Gerüchteweise wird etwa die Zürich-Versicherung als möglicher Interessent für ein Naming-Recht genannt. Sie würde vom Namen her perfekt passen. Der Versicherungskonzern war auf Anfrage jedoch nicht erreichbar.

Urs Spinner, Sprecher des städtischen Hochbaudepartementes, erklärt, das Verkaufen von Namenrechten stehe derzeit nicht im Vordergrund. Es gebe zudem verschiedene Möglichkeiten, den Bau auch ohne Fifa-Beitrag zu sichern. Möglich wäre einerseits, dass die Klubs und die Stadt ihren Eigenkapitalanteil erhöhen. Bisher zahlt die Stadt 50 Millionen und die beiden Klubs steuern je 2,5 Millionen bei.

Darlehen erhöhen als zweite Möglichkeit

Andererseits könne die Stadt das Darlehen von 70 Millionen um weitere 20 erhöhen. «Schon beim bisherigen Budget hat die Stadt sehr konservativ gerechnet», sagt Spinner, «eine Erhöhung um 20 Millionen ist da durchaus möglich.»

Private sei die Stadt nicht offiziell angegangen: «Es gibt keine offiziellen Kontakte.» Zwar seien Stadträte stets in informellem Kontakt mit verschiedensten Leuten, wobei sicher auch das Stadion zum Thema werden könne.
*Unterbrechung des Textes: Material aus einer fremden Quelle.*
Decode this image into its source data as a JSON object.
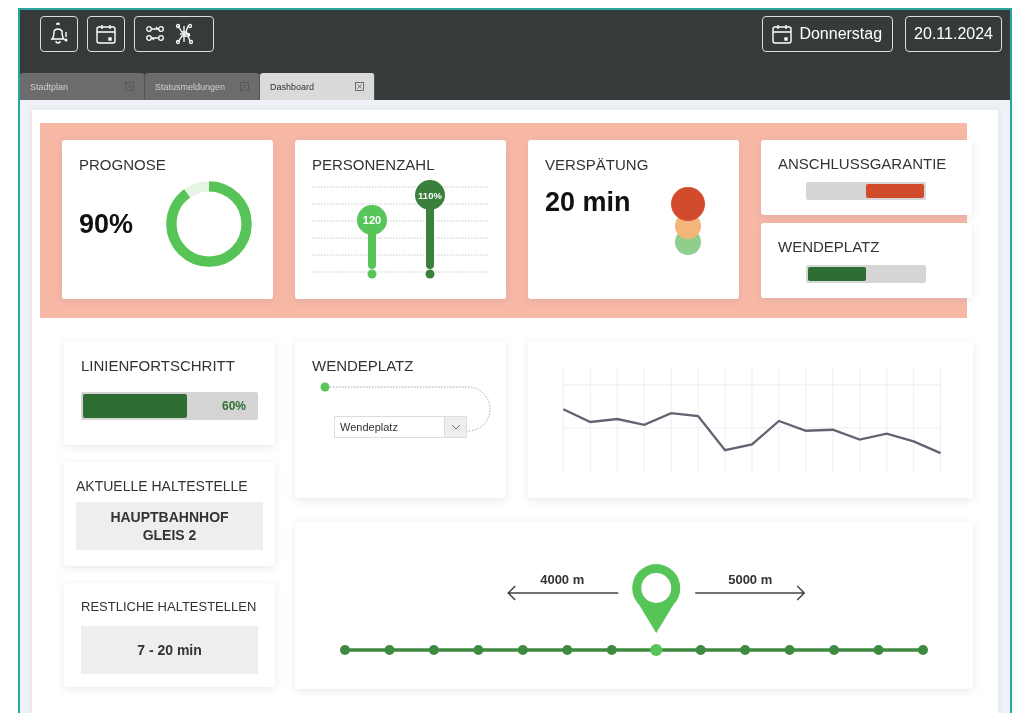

Die Stadt wolle dem Gemeinderat und der Bevölkerung aber eine Finanzierung vorlegen, die alle möglichen Kosten beinhalteten. «Wenn wir bereits jetzt Namen ins Spiel bringen und sich diese dann zurückziehen, müssten nachträglich wieder Gelder gesprochen werden.»

Kosten im Höchstfall vors Volk

Die Stadt wolle deshalb anders vorgehen und den Steuerzahlern klar aufzeigen, welche Kosten im Höchstfall entstehen würden. Darüber soll man entscheiden können. «Wenn später die Kosten tiefer werden, weil ein Privater im Zusammenhang mit Naming-Rechten fürs Stadion sein Interesse bekundet, ist dies sicher positiv.» (Tagesanzeiger.ch/Newsnet)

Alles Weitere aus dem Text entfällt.